High court seals doom of Velvet Sky

2012-06-22 00:00

VELVET Sky airline was finally liquidated yesterday, despite yet another last-gasp attempt by an intervening creditor to win an adjournment of the case in the high court in Pietermaritzburg.

Granting the application by BP Southern Africa for the airline to be wound up, Judge Phillip Nkosi said he was not persuaded that any further delay was in the interests of creditors, or would benefit them in any way.

Earlier, advocate Vershen Moodley said he had received instructions just yesterday morning from a creditor, Up North Investments, to apply for the matter to be adjourned. This was to enable the liquidators to consider a proposal by a Johannesburg-based company, JB Group, which had offered to pay the airline’s creditors five cents to the rand. This was more than they would receive if the airline was liquidated.

But advocate Gerhard Roberts SC, for BP, vigorously opposed another adjournment, saying it was time to accept that “Velvet Sky will never see the sky again”.

He said there was no offer in writing for the court to consider, like all the other times the airline’s liquidation had been delayed.

Roberts said all creditors had had ample time from when BP first applied for the airline to be wound up, in February, to launch proper applications to court.

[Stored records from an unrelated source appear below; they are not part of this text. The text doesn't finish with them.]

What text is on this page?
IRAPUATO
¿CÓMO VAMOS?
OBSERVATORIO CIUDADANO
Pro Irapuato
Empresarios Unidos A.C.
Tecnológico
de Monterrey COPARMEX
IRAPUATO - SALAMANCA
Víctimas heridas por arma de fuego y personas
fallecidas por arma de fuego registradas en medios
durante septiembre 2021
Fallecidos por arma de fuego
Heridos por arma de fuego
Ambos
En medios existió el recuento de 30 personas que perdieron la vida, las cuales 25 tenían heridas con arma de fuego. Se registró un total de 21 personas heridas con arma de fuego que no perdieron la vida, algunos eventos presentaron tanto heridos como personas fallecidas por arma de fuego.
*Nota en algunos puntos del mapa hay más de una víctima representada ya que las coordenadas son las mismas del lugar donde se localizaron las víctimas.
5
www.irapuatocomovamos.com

But on every occasion new proposals were mooted that were not supported by proper documentation or facts.

He was referring to an earlier business rescue proposal put forward by a creditor, Umzamo Transport, and involving alleged foreign investors, which came to nothing, and a later proposal involving the Malawi government.

On May 11, Judge Shyam Gyanda placed Velvet Sky in provisional liqudiation. He said at the time he did not believe their was any hope of rescuing the airline, which owned no assets or capital except some furniture. Velvet Sky’s three aircraft were leased.

The disappointed CEO of the JB Group, Guy Joosub, told journalists at the high court after yesterday’s ruling that his company’s interest in Velvet Sky had been based on the desire to take over the airline’s existing licence.

“Its now completely dead and buried … We would have re-employed 140 people,” he added.

He said the JB Group is a family business involved in vehicle sales and property development.